Et puis ce douzième baron-là ne cessait de crier ou vraisemblablement d'écorcher mes oreilles, transformées en tambours. A croire qu'ils s''imitaient tous les uns des autres, ils hurlaient tous à pleins poumons comme l'on le ferait avec des bêtes. Ils devaient croire qu'en braillant de la sorte, le seigneur serait plus attentif. Loin de là, ce dernier avait posé ses coudes sur ses cuisses, juché son menton sur ses poings, et son regard paraissait toujours aussi absent, comme à l'accoutumée. Seul la grimace de ses commissures me fit supposer qu'il l'entendait parfaitement.

- ...LE BÛCHERON DÉSIRE DOUBLER LA VALEUR DE SON BOIS, OR ..., beugla le ministre.

Le bûcheron estimait qu'il ne mangeait pas assez de pain à son goût ? eh bien soit, qu'il augmente le montant de sa laboure, nous lui en achèterions moins, et il baissera le prix. Pas besoin d'aller geindre dans les jupons de son aïeul. S'ils ne savaient pas utiliser leurs neurones les ministres, eh bien qu'ils partent d'où ils viennent ! On ne les regrettera pas et ils seront vite détrônés.

- Pourriez-vous vous exprimez un peu plus bas, monsieur, finis-je par demander, excédée de ses meuglements.

- Si tel est le souhait du seigneur, me répondit-il, insolent.

L'intéressé contenta de relever le menton de ses poings et de hocher les paupières. Le baron, penaud, continua alors son discours d'un ton plus naturel. Ma tête et mes oreilles purent enfin se reposer. Il me semblait même que le seigneur avait murmuré un « merci » si bas que même le ministre n'avait pu l'entendre. Puis le seigneur retomba dans sa profonde lassitude.

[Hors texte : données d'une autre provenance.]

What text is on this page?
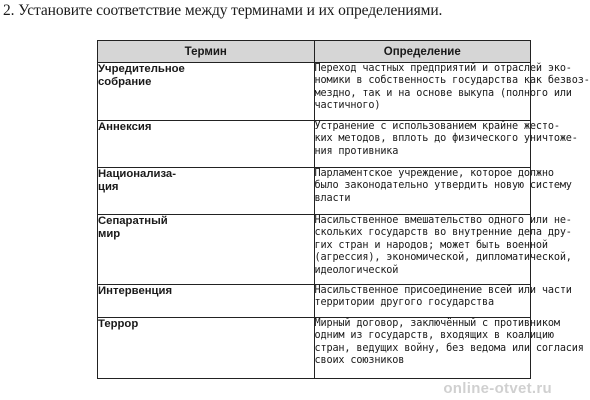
2. Установите соответствие между терминами и их определениями.
Термин	Определение

Учредительное
собрание	Переход частных предприятий и отраслей эко-
номики в собственность государства как безвоз-
мездно, так и на основе выкупа (полного или
частичного)

Аннексия	Устранение с использованием крайне жесто-
ких методов, вплоть до физического уничтоже-
ния противника

Национализа-
ция	Парламентское учреждение, которое должно
было законодательно утвердить новую систему
власти

Сепаратный
мир	Насильственное вмешательство одного или не-
скольких государств во внутренние дела дру-
гих стран и народов; может быть военной
(агрессия), экономической, дипломатической,
идеологической

Интервенция	Насильственное присоединение всей или части
территории другого государства

Террор	Мирный договор, заключённый с противником
одним из государств, входящих в коалицию
стран, ведущих войну, без ведома или согласия
своих союзников
online-otvet.ru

Lorsque j'eus refermé la porte du cabinet du baron, l'ambassadeur réclama un peu du temps du seigneur. Ce dernier avait l'air si renversé qu'il avait en fait tomber sa montre à gousset. Mais il n'y fit pas attention et la laissa sur le carrelage du corridor.

Finalement, il me demanda d'aller lui remettre sa tocante au moment où il marmonna son désarroi au seigneur. J'avais plus l'impression d'être un valet en ce moment, qu'un aide-mémoire. Mais je ne fis aucun commentaires là-dessus. Lorsque j'eus ramassé l'objet du sol, je me rapprochai discrètement des deux hommes. Malgré mes efforts pour tendre l'oreille, je ne pus qu'intercepter quelques bribes de leur échange.

- ...Drôle de monsieur qui vous demande...à votre bibliothèque personnelle...n'a pas l'air très net...votre place, je me méfierai...

Le seigneur argua finalement à son ambassadeur qu'il annulait tous ses entretiens de la journée, puis le congédia, et ensuite m'ordonna -lorsqu'on fusse monté au dernier étage du Clairdelune- de patienter dans ma salle personnelle l'instant de ce petit contre-temps.